Tuesday, October 6, 2015



Seared Chicken with Fusili and Fresh Veg and Herb Pasta Sauce

There are times when one just wants it all, both meat and pasta with a killer fresh sauce, not a jarred or canned sauce.  I am especially proud of this dish because it is a one-pot-wonder.  Sure cuts down on the number of dishes you have to clean later!  This will feed a family of four on a budget a healthy and filling meal, also great for lunch leftovers. Let's get started!

Chicken Seasoning:
2 tablespoons smoked paprika
2 teaspoons cumin seed
1 teaspoon fennel seed
2 teaspoons palm-crushed dried oregano 
1 teaspoon dried thyme leaves
salt and pepper, about a teaspoon each

Season four-to-six boneless, skinless chicken thighs on both sides and set aside to come to room temperature. Add a good two tablespoons of extra virgin olive oil to a large skillet and sear about four minutes per side. Place on a wire rack over a baking pan and finish at 350 degrees for 15-18 minutes in the oven. Remove and allow to rest.
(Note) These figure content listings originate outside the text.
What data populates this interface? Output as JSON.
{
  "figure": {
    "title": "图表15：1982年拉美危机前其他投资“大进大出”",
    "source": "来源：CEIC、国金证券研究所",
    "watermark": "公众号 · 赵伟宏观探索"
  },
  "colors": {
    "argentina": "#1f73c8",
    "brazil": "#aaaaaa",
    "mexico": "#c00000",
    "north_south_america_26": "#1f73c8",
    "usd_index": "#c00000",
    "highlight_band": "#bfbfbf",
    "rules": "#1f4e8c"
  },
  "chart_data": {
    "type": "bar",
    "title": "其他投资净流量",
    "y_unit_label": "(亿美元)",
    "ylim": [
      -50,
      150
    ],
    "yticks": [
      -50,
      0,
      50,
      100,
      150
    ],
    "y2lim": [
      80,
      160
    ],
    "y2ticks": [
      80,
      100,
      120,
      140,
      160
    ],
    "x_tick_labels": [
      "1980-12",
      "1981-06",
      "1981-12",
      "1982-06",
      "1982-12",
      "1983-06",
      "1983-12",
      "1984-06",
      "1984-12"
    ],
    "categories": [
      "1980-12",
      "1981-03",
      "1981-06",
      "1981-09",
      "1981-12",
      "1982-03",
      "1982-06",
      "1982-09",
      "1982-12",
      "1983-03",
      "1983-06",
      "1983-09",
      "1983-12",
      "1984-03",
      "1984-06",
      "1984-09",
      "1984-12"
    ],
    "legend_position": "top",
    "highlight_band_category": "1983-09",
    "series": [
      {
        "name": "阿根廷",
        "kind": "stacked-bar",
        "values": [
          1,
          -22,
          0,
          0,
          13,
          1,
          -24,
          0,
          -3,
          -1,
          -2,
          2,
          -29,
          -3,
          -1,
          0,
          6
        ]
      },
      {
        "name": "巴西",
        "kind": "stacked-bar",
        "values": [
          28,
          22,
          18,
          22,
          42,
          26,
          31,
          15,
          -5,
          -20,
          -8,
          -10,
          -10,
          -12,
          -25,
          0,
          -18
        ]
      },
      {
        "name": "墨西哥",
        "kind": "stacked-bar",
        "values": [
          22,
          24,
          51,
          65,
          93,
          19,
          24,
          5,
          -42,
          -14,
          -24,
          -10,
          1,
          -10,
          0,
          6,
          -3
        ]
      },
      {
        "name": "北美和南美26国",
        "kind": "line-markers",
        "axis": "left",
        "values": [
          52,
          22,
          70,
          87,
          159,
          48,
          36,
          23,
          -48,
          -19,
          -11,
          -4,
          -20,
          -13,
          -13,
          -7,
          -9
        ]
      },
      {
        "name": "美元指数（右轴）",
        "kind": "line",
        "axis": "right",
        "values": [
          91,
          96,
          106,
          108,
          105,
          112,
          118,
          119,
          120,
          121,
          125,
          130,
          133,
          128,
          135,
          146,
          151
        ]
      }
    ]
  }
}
After ten minutes, cut the chicken into bite-sized pieces. 



Fresh Pasta Sauce Ingredients:
1 red onion, sliced into slivers
2 pints halved grape or cherry tomatoes
salt and pepper
fresh flat-leaf Italian parsley and torn fresh basil (about a half cup, together)
fresh or dried oregano and thyme (about two teaspoons of each)
1/4 cup of sun dried tomatoes
1 tablespoon tomato paste
1/4 cup red wine vinegar or wine (I use Cento, my favorite!)
3-4 tablespoons extra virgin olive oil 
3 cloves garlic, grated or finely chopped



 
 I went a little backwards, but I wanted to get you excited about the pasta sauce and how fresh it all it and to let you know we do not want to cook it down to a puddle; we want it chunky and fresh, almost putanesca style. More on the sauce in just a little bit!

Before the sauce goes into the pot, bring 4 quarts of water to a roiling boil.  Add a generous amount of salt to the water (it is the only chance you get to season the pasta) and add a box or package of short fusili pasta to the water.  Boil/cook the pasta to just before al dente (just before done).  Strain it in a colander and let it sit for a few moments.  

Immediately add the 3-4 tablespoons of evoo to the pot and add the onion and garlic over medium-high heat.  Add a little salt to onions to help them "sweat out" and release their sugars.  Add the halved tomatoes and herbs and stir after about three or four minutes to the onions and garlic, which, by  now, should be incredibly fragrant! 



After five minutes of stirring and simmering over the medium-high heat, reduce the heat to medium-low and add the pasta.  Toss the pasta and the veggies together constantly to coat all of it with those fresh flavors.  Note:  I added a second round, but not as much of it, of the fresh herbs to add a bit more fresh Italian flavors.  I also added a hand full of grated pecorino romano, which is great for a pasta toss. 

After a good five minutes of tossing and heating, the pasta will be ready to be served on a plate or a bowl, topped with some of the chicken, garnished with fresh herbs and cheese.  

 
 One more, you ask for?  Sure!


 
 Thank You again for your time and consideration!  I hope you enjoy this simple, fragrant, flavorful and extremely easy pasta dish!  
Now, go cook something for someone you love!